Danke, S&P 500
Die Börse macht Babyboomer reich genug, um den Job hinzuschmeißen
Rekordgewinne an der Wall Street treffen auf einen zähen Arbeitsmarkt. Für ältere Amerikaner wird der Abschied vom Job damit offenbar immer attraktiver.
- Börsenboom erleichtert älteren US-Bürgern den Ruhestand
- Erwerbsquote der über 55-Jährigen sinkt deutlich
- Alterung und Jobmangel verstärken den Rückzug
- Report: KI braucht Strom
Der Aktienmarkt läuft in den USA so gut, dass immer mehr ältere Amerikaner offenbar früher aus dem Berufsleben aussteigen können. Bank of America sieht einen wichtigen Zusammenhang mit dem enormen Vermögenszuwachs an der Börse. Der S&P 500 ist in den vergangenen zwei Jahren um mehr als 40 Prozent gestiegen und hat sich seit 2020 mehr als verdoppelt. Für viele Babyboomer und ältere Arbeitnehmer wird damit aus der Frage "Kann ich mir den Ruhestand leisten?" offenbar immer häufiger ein "Ich muss nicht mehr arbeiten."
Die Arbeitsmarktdaten passen dazu.
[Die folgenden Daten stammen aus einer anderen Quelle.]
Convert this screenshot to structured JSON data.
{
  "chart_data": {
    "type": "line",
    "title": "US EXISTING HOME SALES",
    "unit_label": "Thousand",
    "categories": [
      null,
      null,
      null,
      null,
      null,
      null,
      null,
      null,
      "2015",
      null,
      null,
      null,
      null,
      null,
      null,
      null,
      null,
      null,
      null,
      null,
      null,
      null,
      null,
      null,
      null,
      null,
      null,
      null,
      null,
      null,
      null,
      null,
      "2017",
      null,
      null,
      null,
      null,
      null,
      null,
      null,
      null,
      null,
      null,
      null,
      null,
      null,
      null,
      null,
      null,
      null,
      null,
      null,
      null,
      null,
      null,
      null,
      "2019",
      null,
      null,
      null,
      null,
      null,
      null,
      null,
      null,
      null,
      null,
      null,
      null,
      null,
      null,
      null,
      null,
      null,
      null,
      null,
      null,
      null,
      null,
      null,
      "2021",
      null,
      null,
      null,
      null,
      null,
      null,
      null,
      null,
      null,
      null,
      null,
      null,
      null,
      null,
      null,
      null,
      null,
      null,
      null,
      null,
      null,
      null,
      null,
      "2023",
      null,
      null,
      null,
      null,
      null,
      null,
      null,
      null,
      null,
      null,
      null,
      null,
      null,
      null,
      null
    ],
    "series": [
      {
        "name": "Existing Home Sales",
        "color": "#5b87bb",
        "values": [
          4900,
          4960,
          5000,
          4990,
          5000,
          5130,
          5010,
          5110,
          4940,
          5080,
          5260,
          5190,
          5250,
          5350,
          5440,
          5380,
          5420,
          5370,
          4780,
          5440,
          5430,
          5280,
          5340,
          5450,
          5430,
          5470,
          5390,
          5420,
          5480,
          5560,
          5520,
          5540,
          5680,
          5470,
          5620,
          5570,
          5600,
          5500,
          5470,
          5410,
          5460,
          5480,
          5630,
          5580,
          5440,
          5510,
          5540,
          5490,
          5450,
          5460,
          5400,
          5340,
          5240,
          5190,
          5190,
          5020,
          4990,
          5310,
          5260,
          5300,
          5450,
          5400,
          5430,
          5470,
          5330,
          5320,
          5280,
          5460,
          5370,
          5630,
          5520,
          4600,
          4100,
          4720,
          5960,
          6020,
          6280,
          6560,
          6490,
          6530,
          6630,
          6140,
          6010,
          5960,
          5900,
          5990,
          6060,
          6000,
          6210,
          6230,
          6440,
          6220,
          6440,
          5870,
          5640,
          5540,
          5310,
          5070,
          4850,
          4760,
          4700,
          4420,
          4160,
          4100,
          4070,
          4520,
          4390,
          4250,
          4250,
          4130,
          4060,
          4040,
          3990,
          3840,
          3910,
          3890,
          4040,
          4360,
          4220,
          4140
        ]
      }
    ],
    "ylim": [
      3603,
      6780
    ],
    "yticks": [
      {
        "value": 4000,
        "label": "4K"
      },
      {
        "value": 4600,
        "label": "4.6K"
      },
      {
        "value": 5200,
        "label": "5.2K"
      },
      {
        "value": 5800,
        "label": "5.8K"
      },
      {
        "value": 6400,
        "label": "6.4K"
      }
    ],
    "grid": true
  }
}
Der Anteil der über 55-Jährigen, die arbeiten oder aktiv nach einem Job suchen, fiel von 40,3 Prozent im Februar 2020 auf 36,9 Prozent im Juli 2026. Allein seit
Dezember sank die Quote um einen weiteren Prozentpunkt. Gleichzeitig fiel die gesamte Erwerbsquote im Juli auf 61,4 Prozent und damit auf den niedrigsten Stand seit Anfang 2021.
Bank-of-America-Ökonom Aditya Bhave erklärte gegenüber Yahoo Finance: "Wir glauben, dass dies mit dem Anstieg des S&P 500 [...] in den letzten zwei Jahren zusammenhängt."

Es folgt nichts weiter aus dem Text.